8 livros que toda mulher deveria ler ao menos uma vez na vida
De clássicos do feminismo a romances contemporâneos, confira obras que abordam identidade, corpo, desejo, maternidade, liberdade e os papéis de gênero
O que significa ser mulher? Há séculos, pesquisadoras e filósofas tentam refletir sobre essa pergunta de diferentes maneiras, seja por meio de ensaios que questionam estruturas sociais ou por histórias de personagens que tentam escapar das expectativas colocadas sobre elas.
Abaixo, reunimos livros de diferentes épocas e estilos que nos ajudam a pensar sobre a experiência feminina para além de uma única definição. São títulos que falam sobre liberdade, desejo, maternidade, trabalho, beleza e identidade.
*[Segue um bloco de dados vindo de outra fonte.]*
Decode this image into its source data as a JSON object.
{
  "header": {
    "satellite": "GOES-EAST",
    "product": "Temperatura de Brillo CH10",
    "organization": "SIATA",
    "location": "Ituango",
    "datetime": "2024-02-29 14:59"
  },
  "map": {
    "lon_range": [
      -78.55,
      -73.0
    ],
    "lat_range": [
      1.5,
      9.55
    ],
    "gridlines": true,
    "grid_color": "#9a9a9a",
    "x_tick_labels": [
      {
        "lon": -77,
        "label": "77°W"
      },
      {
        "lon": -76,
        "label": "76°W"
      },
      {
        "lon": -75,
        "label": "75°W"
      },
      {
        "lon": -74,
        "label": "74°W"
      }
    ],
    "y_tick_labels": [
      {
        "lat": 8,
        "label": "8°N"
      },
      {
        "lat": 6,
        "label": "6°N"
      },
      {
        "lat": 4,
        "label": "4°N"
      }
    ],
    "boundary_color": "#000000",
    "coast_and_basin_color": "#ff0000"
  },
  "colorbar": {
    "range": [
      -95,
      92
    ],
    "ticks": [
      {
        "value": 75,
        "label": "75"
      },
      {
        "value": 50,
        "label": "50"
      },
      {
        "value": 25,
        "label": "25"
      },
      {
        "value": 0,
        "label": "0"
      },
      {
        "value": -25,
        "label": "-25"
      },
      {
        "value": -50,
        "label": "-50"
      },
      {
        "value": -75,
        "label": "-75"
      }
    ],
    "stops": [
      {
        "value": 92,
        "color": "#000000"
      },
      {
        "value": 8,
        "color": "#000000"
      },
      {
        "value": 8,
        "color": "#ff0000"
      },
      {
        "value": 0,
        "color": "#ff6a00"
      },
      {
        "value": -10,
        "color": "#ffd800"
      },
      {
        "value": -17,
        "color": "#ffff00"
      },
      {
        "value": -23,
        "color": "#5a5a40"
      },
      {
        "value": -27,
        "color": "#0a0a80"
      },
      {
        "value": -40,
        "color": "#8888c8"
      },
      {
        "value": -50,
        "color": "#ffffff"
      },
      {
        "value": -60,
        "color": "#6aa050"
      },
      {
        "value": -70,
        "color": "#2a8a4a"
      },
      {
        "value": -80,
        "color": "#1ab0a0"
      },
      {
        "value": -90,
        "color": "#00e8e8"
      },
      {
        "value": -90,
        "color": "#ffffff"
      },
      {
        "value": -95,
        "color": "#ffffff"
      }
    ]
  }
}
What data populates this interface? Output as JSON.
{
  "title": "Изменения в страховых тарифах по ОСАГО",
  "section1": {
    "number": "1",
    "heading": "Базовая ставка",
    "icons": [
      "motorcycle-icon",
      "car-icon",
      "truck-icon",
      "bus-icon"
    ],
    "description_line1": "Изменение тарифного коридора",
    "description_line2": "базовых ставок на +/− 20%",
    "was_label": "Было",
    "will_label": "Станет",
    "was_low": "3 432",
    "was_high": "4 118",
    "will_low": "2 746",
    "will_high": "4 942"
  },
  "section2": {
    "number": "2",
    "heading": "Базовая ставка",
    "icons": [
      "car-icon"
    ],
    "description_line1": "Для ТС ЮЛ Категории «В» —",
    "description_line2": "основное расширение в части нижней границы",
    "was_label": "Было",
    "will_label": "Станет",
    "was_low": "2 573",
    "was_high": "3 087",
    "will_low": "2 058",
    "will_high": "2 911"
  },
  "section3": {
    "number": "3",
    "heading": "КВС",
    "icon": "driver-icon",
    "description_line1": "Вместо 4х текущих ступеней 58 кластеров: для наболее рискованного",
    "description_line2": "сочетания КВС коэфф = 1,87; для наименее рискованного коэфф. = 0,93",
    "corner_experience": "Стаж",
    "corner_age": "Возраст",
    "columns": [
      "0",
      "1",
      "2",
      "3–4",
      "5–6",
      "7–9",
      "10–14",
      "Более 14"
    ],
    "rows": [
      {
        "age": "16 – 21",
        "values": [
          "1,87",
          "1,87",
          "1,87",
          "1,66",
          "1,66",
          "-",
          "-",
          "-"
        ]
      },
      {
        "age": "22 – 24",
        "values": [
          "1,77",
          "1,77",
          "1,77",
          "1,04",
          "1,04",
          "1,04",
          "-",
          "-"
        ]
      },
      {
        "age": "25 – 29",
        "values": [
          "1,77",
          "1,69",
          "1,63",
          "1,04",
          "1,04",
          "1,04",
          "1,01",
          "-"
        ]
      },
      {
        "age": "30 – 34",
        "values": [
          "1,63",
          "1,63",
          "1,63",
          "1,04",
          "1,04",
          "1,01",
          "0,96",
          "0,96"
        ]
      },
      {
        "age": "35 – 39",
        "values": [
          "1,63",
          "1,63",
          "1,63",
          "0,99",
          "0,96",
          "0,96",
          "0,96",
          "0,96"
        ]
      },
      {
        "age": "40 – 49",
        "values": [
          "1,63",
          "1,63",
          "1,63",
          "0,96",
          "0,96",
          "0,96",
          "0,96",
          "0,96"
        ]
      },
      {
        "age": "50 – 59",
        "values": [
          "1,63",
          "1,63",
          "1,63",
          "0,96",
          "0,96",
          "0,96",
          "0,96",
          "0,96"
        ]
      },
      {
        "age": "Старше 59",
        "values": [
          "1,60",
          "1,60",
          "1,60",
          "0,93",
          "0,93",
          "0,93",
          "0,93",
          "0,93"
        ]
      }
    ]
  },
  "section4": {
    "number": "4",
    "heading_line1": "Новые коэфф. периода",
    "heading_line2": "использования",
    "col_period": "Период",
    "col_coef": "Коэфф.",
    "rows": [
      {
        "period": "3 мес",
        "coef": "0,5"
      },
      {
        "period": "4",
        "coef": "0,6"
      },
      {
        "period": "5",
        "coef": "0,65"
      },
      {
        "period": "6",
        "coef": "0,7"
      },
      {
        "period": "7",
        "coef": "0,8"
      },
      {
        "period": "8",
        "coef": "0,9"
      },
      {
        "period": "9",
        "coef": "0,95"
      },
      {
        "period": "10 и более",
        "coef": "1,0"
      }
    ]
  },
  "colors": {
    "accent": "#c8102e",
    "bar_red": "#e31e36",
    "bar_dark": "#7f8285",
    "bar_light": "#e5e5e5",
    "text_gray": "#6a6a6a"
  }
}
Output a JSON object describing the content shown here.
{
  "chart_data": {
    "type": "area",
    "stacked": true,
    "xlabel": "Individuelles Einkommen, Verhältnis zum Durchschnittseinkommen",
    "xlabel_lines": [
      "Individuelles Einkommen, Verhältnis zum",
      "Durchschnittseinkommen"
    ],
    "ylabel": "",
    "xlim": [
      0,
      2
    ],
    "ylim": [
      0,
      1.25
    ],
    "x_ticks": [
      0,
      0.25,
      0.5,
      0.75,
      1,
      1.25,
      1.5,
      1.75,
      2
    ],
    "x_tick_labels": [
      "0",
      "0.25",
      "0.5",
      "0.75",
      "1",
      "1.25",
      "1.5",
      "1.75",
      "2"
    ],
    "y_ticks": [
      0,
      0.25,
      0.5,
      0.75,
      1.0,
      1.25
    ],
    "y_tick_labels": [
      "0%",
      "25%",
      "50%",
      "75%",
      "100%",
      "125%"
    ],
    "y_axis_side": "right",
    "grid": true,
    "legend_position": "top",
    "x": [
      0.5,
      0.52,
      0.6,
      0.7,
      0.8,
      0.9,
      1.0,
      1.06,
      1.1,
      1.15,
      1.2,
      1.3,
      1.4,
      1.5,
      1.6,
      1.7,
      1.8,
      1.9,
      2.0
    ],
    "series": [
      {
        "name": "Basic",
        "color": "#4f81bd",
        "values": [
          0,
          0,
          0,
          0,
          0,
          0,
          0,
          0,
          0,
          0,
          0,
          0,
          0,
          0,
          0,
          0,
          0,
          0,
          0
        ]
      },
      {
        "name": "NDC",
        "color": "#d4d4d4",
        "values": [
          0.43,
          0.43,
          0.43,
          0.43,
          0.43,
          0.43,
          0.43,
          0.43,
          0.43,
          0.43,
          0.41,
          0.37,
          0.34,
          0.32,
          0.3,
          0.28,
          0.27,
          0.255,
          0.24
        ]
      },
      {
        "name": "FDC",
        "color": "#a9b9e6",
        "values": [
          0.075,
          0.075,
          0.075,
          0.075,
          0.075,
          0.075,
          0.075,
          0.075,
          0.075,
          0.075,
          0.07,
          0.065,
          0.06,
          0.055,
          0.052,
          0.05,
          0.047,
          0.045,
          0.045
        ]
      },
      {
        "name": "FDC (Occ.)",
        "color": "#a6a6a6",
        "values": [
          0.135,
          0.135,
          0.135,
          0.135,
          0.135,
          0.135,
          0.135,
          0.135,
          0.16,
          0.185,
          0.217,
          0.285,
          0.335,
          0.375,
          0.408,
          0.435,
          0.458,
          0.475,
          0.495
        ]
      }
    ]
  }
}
Confira:
O Segundo Sexo, de Simone de Beauvoir
Publicado em 1949, o clássico continua sendo uma das principais referências para entender como a sociedade participa da construção da identidade feminina.
Ao investigar a história, a cultura, a sexualidade e os papéis atribuídos às mulheres, a filósofa questiona a ideia de que exista uma essência feminina determinada pela biologia.
Um Teto Todo Seu, de Virginia Woolf
O que uma mulher precisa para criar livremente? Para Virginia Woolf, uma das respostas passa por ter dinheiro e um espaço próprio.
A partir dessa premissa, a escritora reflete sobre as barreiras históricas enfrentadas pelas mulheres na literatura e na vida intelectual, discutindo independência, educação e liberdade criativa.
O Mito da Beleza, de Naomi Wolf
Aqui, a escritora investiga como os padrões de beleza podem funcionar como mecanismos de controle social.
O livro mostra como, mesmo diante de avanços em áreas como trabalho e direitos, novas cobranças relacionadas à aparência passaram a ocupar esse espaço, criando uma espécie de obrigação permanente de corresponder a um determinado ideal feminino.
O Acontecimento, de Annie Ernaux
Em uma narrativa autobiográfica, a escritora revisita o aborto clandestino que realizou na França dos anos 1960, quando o procedimento ainda era ilegal.
O relato ultrapassa a experiência individual para discutir classe social, vergonha, sexualidade e, sobretudo, o direito das mulheres de decidir sobre o próprio corpo.
A Redoma de Vidro, de Sylvia Plath
Publicado em 1963, o único romance de Sylvia Plath acompanha uma jovem que começa a questionar as expectativas colocadas sobre seu futuro.
Entre carreira, relacionamentos e os papéis esperados de uma mulher, a personagem experimenta uma sensação crescente de aprisionamento, em uma obra que também se tornou importante para pensar saúde mental e identidade feminina.
Calibã e a Bruxa, de Silvia Federici
Para quem quer uma leitura mais histórica, Silvia Federici investiga a relação entre a ascensão do capitalismo e a transformação do papel das mulheres na sociedade.
O livro aborda a divisão sexual do trabalho, o controle da reprodução e a perseguição às mulheres durante a transição para o sistema capitalista.
Corpos que Importam, de Judith Butler
Mais teórico, este livro questiona a maneira como gênero, sexo e corpo são compreendidos socialmente.
A autora investiga como normas culturais definem quais corpos e identidades são reconhecidos como legítimos, ampliando a discussão sobre o que significa ser mulher para além de uma definição puramente biológica.